Expropriando dizeres: os conflitos ideológicos entre a charge de Laerte e sua ressignificação pelo Movimento Brasil Livre

Mateus Vitor Tadioto (UCS).

 

A presente reflexão tem como recorte duas versões – uma original e outra adulterada – de uma charge de autoria da cartunista Laerte, publicada no Jornal Folha de São Paulo, no dia 21 de abril de 2015. A charge original traz a figura histórica de Tiradentes indo para a forca, escoltado por soldados imperiais. Nessa ilustração, um balão de diálogo aparece do lado direito da imagem com a expressão “Vai pra Cuba!”, um dizer bastante reproduzido pelos movimentos pró-impeachment de 2015. A partir de Tiradentes, Laerte mobiliza ideais como o nacionalismo e a igualdade, efeitos ideológicos estabilizados pela reprodução e transformação dos dizeres acerca da figura do inconfidente, o patriota ideal.
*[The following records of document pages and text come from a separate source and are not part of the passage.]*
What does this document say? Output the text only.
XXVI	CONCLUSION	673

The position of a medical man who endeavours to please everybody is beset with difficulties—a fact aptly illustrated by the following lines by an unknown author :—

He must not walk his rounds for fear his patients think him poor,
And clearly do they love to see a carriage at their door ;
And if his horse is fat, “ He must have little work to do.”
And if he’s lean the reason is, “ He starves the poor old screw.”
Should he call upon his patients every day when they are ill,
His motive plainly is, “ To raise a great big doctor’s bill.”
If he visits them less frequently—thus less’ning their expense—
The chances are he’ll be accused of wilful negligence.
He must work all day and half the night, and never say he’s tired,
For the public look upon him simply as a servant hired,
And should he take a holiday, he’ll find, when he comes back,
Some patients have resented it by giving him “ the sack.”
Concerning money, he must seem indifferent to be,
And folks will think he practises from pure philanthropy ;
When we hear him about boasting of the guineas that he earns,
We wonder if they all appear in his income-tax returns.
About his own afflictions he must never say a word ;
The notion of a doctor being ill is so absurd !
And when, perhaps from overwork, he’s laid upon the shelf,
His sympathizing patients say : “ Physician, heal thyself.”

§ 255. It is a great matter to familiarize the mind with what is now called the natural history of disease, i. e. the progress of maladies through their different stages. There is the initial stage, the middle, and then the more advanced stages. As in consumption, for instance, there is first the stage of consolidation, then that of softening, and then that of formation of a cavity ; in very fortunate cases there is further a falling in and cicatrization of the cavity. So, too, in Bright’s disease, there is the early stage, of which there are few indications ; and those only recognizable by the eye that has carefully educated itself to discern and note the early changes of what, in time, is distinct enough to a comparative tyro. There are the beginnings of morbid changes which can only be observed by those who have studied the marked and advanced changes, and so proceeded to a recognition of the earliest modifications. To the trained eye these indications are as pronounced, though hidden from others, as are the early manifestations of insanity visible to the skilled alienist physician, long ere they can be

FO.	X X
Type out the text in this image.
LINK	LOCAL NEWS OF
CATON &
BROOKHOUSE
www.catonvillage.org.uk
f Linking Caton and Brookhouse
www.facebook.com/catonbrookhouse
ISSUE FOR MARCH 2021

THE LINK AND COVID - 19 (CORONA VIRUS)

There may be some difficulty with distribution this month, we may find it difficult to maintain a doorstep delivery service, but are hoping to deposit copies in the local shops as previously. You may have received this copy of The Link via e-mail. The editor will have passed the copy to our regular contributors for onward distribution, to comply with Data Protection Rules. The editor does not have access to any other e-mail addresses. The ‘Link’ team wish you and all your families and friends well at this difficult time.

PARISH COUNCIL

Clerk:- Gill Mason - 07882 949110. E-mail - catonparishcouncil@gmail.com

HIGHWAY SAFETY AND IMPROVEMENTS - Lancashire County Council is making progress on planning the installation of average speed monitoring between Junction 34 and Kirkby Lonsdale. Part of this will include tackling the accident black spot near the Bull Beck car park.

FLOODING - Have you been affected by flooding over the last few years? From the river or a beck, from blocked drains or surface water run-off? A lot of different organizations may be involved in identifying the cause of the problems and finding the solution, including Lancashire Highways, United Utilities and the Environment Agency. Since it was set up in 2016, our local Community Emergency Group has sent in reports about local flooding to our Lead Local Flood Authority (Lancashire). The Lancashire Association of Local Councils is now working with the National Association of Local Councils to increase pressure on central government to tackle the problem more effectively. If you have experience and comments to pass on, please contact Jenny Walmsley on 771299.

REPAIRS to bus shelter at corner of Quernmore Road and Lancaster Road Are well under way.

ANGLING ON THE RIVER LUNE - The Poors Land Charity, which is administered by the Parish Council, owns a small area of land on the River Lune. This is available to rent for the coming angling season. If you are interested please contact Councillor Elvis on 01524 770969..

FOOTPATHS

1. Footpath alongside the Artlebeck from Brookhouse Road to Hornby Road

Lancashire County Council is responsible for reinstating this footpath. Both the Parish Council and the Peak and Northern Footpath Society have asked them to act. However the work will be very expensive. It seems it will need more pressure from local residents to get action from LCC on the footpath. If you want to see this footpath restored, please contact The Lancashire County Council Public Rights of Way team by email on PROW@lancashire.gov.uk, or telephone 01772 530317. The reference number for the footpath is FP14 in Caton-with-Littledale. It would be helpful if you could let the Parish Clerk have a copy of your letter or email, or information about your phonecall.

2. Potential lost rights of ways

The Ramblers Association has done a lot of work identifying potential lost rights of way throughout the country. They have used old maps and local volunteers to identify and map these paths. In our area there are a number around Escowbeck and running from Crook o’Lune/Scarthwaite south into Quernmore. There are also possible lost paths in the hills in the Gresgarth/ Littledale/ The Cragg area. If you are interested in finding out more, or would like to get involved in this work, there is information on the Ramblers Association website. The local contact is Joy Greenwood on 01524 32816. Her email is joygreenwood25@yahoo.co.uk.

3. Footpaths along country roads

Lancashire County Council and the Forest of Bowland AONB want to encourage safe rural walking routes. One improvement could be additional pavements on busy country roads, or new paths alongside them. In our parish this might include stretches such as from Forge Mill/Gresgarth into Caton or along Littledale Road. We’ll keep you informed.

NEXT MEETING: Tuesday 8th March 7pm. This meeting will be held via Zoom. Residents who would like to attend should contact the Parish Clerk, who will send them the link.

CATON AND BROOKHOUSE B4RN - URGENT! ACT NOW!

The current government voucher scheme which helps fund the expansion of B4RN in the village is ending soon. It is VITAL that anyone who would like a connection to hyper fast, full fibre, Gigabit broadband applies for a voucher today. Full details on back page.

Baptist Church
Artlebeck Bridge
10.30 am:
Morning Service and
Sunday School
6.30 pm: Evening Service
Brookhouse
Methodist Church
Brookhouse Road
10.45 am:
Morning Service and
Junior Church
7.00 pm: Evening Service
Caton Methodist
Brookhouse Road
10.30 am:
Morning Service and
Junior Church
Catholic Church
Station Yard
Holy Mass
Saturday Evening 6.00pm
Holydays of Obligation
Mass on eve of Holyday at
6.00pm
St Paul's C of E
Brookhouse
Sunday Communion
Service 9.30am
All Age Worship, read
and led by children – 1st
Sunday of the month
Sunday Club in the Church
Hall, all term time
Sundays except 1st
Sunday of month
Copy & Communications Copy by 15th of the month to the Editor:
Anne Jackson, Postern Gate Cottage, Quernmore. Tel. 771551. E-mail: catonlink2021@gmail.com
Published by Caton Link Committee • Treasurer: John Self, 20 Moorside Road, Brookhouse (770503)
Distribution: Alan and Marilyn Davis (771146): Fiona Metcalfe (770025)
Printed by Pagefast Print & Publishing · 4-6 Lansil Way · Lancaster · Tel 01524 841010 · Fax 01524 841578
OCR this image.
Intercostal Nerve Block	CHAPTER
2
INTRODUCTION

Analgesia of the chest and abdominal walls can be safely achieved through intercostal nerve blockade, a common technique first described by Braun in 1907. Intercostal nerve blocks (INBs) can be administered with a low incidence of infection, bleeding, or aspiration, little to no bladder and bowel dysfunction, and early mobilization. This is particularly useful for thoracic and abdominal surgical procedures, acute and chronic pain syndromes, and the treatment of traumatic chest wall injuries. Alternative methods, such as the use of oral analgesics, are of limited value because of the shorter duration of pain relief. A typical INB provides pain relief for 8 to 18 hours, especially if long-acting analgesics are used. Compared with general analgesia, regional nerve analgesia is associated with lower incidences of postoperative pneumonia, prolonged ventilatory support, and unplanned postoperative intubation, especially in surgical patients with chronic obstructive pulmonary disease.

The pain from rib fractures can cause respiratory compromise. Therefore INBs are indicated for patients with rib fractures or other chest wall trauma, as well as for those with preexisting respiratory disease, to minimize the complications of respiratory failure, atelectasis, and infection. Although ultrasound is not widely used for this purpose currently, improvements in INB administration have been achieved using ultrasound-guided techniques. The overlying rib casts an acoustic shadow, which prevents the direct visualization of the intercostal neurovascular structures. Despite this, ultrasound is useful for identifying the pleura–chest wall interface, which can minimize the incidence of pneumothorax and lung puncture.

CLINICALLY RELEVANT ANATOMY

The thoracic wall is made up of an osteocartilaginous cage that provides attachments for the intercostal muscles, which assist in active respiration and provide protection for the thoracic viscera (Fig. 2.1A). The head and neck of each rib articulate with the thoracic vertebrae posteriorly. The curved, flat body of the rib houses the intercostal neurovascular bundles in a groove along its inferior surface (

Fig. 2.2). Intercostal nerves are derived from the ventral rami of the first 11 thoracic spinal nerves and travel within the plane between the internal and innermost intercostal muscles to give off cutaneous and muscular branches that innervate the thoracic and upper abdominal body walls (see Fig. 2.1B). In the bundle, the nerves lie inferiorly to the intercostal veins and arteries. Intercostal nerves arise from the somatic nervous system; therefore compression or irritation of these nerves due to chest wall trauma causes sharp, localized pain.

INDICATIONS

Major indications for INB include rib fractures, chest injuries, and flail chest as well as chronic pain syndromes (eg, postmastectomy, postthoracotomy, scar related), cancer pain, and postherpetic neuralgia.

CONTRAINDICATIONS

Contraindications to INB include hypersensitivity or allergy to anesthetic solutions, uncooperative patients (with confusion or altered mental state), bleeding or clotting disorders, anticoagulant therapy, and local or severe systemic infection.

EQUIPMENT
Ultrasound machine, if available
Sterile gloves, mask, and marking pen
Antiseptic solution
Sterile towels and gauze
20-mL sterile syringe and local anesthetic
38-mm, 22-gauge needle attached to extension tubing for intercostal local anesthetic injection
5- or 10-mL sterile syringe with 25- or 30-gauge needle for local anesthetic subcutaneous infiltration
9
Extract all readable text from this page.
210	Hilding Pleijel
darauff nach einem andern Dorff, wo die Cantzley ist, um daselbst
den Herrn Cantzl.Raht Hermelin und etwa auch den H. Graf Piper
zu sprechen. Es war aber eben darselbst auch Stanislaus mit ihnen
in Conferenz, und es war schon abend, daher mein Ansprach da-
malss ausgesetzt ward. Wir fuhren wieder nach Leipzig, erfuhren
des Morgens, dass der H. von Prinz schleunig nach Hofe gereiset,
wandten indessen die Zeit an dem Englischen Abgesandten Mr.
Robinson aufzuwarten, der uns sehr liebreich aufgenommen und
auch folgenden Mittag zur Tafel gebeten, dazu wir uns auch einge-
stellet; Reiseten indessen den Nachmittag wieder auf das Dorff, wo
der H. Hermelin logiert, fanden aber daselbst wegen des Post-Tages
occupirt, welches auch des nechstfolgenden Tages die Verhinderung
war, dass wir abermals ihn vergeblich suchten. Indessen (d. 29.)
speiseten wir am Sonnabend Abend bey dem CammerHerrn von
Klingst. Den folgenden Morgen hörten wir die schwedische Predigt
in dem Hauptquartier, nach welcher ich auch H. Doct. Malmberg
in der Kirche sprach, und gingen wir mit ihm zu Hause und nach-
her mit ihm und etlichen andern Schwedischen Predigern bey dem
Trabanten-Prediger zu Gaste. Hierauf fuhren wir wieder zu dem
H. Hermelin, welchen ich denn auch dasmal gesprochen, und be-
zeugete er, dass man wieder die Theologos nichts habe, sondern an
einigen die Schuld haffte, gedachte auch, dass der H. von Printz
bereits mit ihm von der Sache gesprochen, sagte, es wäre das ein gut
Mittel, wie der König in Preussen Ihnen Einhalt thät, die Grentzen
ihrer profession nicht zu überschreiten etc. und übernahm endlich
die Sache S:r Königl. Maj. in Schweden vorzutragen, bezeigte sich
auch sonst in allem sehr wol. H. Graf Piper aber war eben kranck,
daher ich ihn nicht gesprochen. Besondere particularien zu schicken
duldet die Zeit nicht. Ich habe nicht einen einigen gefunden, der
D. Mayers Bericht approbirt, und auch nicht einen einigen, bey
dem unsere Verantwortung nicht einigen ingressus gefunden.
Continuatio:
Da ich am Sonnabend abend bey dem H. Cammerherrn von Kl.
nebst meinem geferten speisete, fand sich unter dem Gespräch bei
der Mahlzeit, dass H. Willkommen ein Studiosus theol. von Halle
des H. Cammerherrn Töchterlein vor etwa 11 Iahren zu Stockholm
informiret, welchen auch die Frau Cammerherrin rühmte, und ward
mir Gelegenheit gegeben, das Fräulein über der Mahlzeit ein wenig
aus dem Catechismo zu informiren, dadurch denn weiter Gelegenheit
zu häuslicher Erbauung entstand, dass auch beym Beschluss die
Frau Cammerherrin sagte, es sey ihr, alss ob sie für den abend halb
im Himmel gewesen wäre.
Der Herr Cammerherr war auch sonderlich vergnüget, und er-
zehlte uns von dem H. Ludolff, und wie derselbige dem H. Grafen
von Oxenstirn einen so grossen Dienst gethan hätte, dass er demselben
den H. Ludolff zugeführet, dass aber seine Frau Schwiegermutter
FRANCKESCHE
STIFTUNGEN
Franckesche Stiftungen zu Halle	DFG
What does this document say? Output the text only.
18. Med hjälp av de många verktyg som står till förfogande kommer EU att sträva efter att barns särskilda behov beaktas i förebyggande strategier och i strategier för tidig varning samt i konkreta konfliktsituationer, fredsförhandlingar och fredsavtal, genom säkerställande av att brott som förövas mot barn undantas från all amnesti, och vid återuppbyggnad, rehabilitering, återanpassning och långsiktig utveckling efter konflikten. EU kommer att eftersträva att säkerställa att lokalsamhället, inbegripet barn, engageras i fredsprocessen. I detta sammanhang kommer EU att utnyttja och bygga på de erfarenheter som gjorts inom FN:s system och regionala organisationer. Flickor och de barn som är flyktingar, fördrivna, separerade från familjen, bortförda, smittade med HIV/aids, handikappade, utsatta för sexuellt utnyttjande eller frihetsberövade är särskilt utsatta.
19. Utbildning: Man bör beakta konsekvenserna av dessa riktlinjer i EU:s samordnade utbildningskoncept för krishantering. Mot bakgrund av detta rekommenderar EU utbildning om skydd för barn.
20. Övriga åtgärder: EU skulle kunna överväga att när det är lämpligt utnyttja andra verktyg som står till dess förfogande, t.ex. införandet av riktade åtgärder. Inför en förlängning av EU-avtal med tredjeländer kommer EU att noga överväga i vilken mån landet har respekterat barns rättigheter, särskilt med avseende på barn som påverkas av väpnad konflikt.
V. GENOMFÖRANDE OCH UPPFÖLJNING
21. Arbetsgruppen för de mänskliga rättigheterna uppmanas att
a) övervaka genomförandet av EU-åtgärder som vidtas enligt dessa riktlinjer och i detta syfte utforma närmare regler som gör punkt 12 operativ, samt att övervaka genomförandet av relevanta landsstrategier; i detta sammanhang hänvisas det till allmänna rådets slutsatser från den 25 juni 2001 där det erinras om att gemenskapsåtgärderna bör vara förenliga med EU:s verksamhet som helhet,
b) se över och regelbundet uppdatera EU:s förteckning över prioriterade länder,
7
Acompanhados da expressão “Vai pra Cuba!”, Tiradentes e seus efeitos de memória tornam-se uma representação do sujeito de esquerda, submetido a um enforcamento simbólico por um “sem rosto” que brada “Vai pra Cuba!”, como se as únicas opções possíveis para os “inconfidentes contemporâneos” fossem a morte, a prisão ou o exílio. Essa mesma charge é adulterada por integrantes do Movimento Brasil Livre (MBL). O quadro da imagem permanece o mesmo, entretanto, o balão indicativo de diálogo replica os dizeres “coxinha”, “reaça”, “sonegador”, “fascista capitalista”, “neoliberal! Americanófilo!” e “20% de imposto já é pouco demais!”. Essa modificação promove um deslocamento de sentido. A figura do inconfidente é então tomada como um ideal de sujeito de direita que “pagou o pato”. Essa forma ideal, acompanhada pelos dizeres dos balões, indicaria o processo de impeachment como a única possibilidade de libertação do Brasil de suposto regime que distribui benefícios aos pobres “às custas” dos ricos. Para além da significação de uma mesma memória em Formações Discursivas antagônicas, o estranhamento causado pela presença da assinatura de Laerte na charge adulterada é o que faz com que o sentido inicial do texto ecoe. A autoria denuncia a modificação e, na contradição, promove a resistência.